Fidelity’s China Special Situations investment trust plans to double the company’s limit for exposure to unlisted companies.
Pending shareholder approval, the limit for the £764m trust will increase from 5 per cent to 10 per cent.
The investment trust was an early investor in Alibaba, which raised $25bn through its 2014 listing, the largest ever IPO.
Unlisted investments currently represented 2 per cent of assets at 31 March.
Investment trust chairman John Owen, who is stepping down next month, says: “Following the successful initial public offering of Alibaba in which the company invested from an early stage, there has been a trend for companies to raise capital in private markets and to list on a public stock exchange after their development has progressed.”
In Q3 2015, the investment trust took a position in Chinese ride-hailing app Didi in a round of financing that valued it at $16bn.

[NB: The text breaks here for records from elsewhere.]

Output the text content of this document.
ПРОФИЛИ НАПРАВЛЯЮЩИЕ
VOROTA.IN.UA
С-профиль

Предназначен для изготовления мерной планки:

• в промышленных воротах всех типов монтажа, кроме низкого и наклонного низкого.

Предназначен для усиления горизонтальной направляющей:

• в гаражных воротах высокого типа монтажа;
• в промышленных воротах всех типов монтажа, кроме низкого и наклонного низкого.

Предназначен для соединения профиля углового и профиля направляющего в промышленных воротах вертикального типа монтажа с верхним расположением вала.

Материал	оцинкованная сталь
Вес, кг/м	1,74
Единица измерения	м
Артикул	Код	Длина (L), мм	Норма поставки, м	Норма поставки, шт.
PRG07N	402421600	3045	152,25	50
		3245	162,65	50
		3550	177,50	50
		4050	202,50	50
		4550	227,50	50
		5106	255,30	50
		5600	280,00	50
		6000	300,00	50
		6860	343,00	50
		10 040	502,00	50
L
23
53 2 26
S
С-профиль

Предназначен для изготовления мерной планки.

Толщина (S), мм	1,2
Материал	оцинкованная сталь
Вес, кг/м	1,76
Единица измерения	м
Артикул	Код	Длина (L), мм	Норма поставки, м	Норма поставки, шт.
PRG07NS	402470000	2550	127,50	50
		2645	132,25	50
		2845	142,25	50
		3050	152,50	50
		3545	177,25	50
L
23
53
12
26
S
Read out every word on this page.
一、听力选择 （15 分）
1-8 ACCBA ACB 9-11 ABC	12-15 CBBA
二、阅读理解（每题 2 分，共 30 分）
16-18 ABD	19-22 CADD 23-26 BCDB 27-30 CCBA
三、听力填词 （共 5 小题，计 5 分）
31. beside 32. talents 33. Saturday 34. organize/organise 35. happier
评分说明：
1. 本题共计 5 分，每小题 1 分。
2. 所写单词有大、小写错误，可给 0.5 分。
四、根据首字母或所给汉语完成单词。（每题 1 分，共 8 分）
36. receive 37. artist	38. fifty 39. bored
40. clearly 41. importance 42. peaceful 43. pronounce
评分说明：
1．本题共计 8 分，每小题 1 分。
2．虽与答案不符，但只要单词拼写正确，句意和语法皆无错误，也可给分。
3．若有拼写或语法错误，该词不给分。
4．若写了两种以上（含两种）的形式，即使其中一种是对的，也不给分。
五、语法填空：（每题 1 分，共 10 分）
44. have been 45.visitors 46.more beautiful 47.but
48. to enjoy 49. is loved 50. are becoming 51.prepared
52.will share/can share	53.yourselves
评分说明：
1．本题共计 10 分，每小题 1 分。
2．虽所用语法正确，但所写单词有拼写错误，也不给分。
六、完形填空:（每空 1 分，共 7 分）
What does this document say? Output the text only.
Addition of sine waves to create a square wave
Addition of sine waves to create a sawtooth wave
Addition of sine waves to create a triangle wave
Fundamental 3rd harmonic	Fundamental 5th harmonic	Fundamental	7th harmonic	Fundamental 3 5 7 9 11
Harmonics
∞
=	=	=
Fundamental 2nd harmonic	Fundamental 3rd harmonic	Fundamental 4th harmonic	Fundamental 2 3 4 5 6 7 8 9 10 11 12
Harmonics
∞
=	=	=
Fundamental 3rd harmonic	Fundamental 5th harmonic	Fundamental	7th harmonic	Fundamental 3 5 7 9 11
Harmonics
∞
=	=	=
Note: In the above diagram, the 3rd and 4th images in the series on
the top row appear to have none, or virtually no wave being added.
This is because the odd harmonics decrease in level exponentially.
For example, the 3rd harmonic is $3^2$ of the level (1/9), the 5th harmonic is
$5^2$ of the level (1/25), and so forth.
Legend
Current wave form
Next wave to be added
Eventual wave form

A more recent round of financing valued the app at $20bn, which was reflected in the investment trust’s net asset value, which increased 0.02 per cent compared to the MSCI China Index’s fall of 16.2 per cent for the year ended 31 March.
Associate director of investment trusts Alex Denny says the closed-ended nature helps them access a wider range of investments.
“Access to a larger universe of companies with ambitions for high growth can expand an investor’s portfolio and provide good returns whilst maintaining a diversified approach and spreading risk.”
Shareholders will vote on the proposal at the AGM on 22 July.
In April the Scottish Mortgage Investment trust changed its investment mandate to place a limit on unlisted investments, which had increased to 10 per cent of the portfolio by September. The non-listed portion of the portfolio has now been capped at 25 per cent of the total assets of the trust.